La situation humanitaire et sécuritaire est alarmante dans les Hauts et Moyens Plateaux du territoire de Fizi. C'est l'alerte lancée lundi 14 septembre 2026 par le bureau de la société civile du territoire de Fizi, dans la province du Sud-Kivu.
Dans un communiqué signé par son président Me Jacques Alimasi, la société civile dénonce la reprise des affrontements entre la coalition FARDC, Wazalendo et forces Burundaises d'un côté, et le mouvement AFC/M23-Twirwaneho de l'autre.
Selon ce communiqué consulté par congorassure.cd, ces combats se poursuivent sous l'œil impuissant de la communauté internationale.
Ecoles fermées, hôpitaux paralysés
La société civile du territoire de Fizi affirme, les combats affectent directement les villages de Kanguli, Nakihele, Kilumbi, Point-Zéro, Rugezi, Minembwe et Mukoko.

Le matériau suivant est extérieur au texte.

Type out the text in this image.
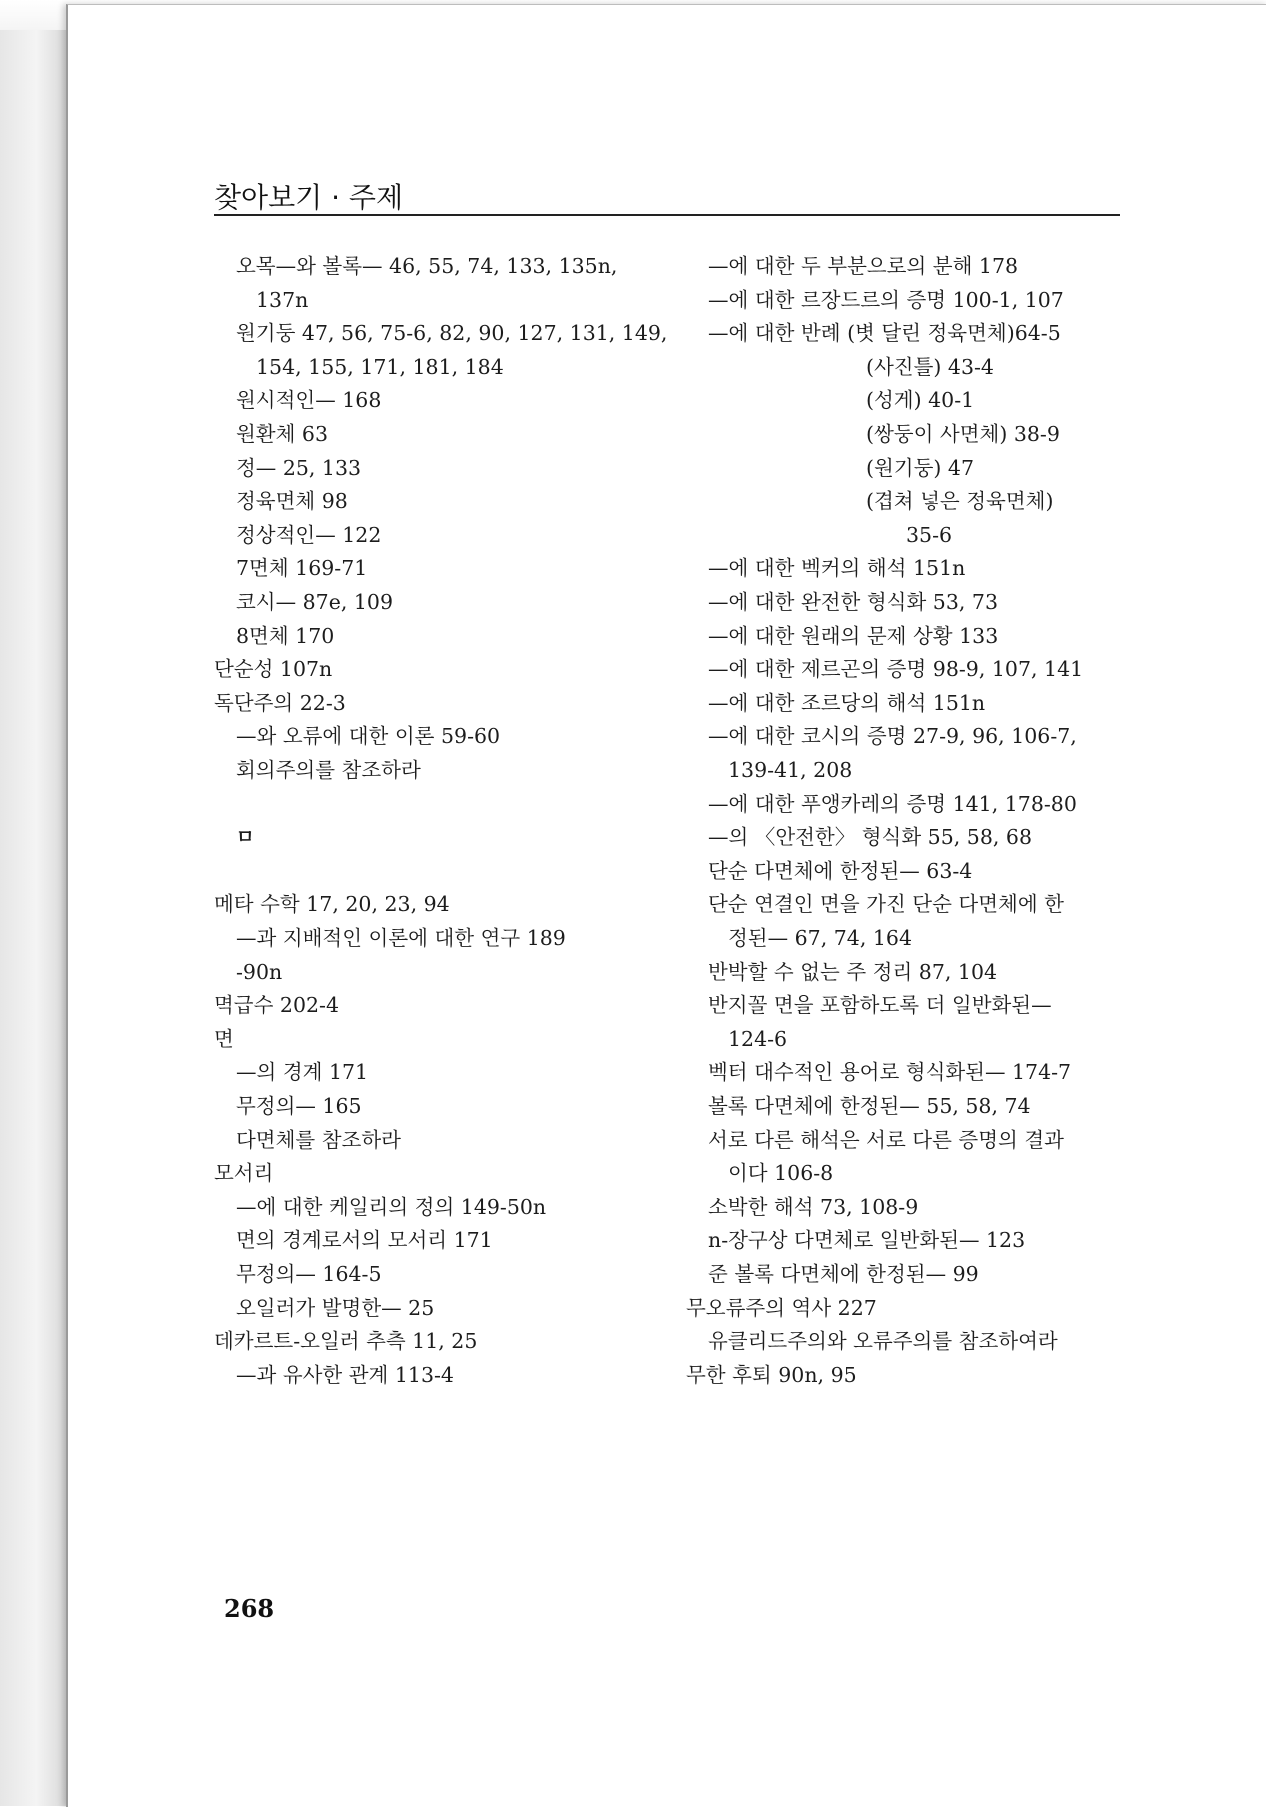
찾아보기 · 주제
오목—와 볼록— 46, 55, 74, 133, 135n,
137n
원기둥 47, 56, 75-6, 82, 90, 127, 131, 149,
154, 155, 171, 181, 184
원시적인— 168
원환체 63
정— 25, 133
정육면체 98
정상적인— 122
7면체 169-71
코시— 87e, 109
8면체 170
단순성 107n
독단주의 22-3
—와 오류에 대한 이론 59-60
회의주의를 참조하라
ㅁ
메타 수학 17, 20, 23, 94
—과 지배적인 이론에 대한 연구 189
-90n
멱급수 202-4
면
—의 경계 171
무정의— 165
다면체를 참조하라
모서리
—에 대한 케일리의 정의 149-50n
면의 경계로서의 모서리 171
무정의— 164-5
오일러가 발명한— 25
데카르트-오일러 추측 11, 25
—과 유사한 관계 113-4
—에 대한 두 부분으로의 분해 178
—에 대한 르장드르의 증명 100-1, 107
—에 대한 반례 (볏 달린 정육면체)64-5
(사진틀) 43-4
(성게) 40-1
(쌍둥이 사면체) 38-9
(원기둥) 47
(겹쳐 넣은 정육면체)
35-6
—에 대한 벡커의 해석 151n
—에 대한 완전한 형식화 53, 73
—에 대한 원래의 문제 상황 133
—에 대한 제르곤의 증명 98-9, 107, 141
—에 대한 조르당의 해석 151n
—에 대한 코시의 증명 27-9, 96, 106-7,
139-41, 208
—에 대한 푸앵카레의 증명 141, 178-80
—의 〈안전한〉 형식화 55, 58, 68
단순 다면체에 한정된— 63-4
단순 연결인 면을 가진 단순 다면체에 한
정된— 67, 74, 164
반박할 수 없는 주 정리 87, 104
반지꼴 면을 포함하도록 더 일반화된—
124-6
벡터 대수적인 용어로 형식화된— 174-7
볼록 다면체에 한정된— 55, 58, 74
서로 다른 해석은 서로 다른 증명의 결과
이다 106-8
소박한 해석 73, 108-9
n-장구상 다면체로 일반화된— 123
준 볼록 다면체에 한정된— 99
무오류주의 역사 227
유클리드주의와 오류주의를 참조하여라
무한 후퇴 90n, 95
268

Face à ce désastre, elle dresse un bilan tellement amer, la rentrée scolaire non effective dans plusieurs villages, la suspension de l'assistance humanitaire par les ONG, les activités médicales à l'arrêt, au total plus au moins 41 952 personnes déplacées, soit 8 618 ménages, vivant sans nourriture, sans eau potable et sans soins de santé.
La société civile dénonce l'inefficacité du mécanisme de cessez-le-feu
Si la société civile salue l'opérationnalisation du mécanisme de suivi et vérification du cessez-le-feu par la MONUSCO, elle estime que ce mécanisme montre ses limites.
Elle condamne l'inaction de la communauté internationale et demande aux belligérants en conflit de faire preuve de conscience humaine et de respecter les instruments juridiques signés pour une solution pacifique et à la Commission des droits de l'homme des Nations-Unies de se saisir des violations des droits humains et du droit international humanitaire commises à Fizi pour constituer une base de données de crimes de guerre et crimes contre l'humanité.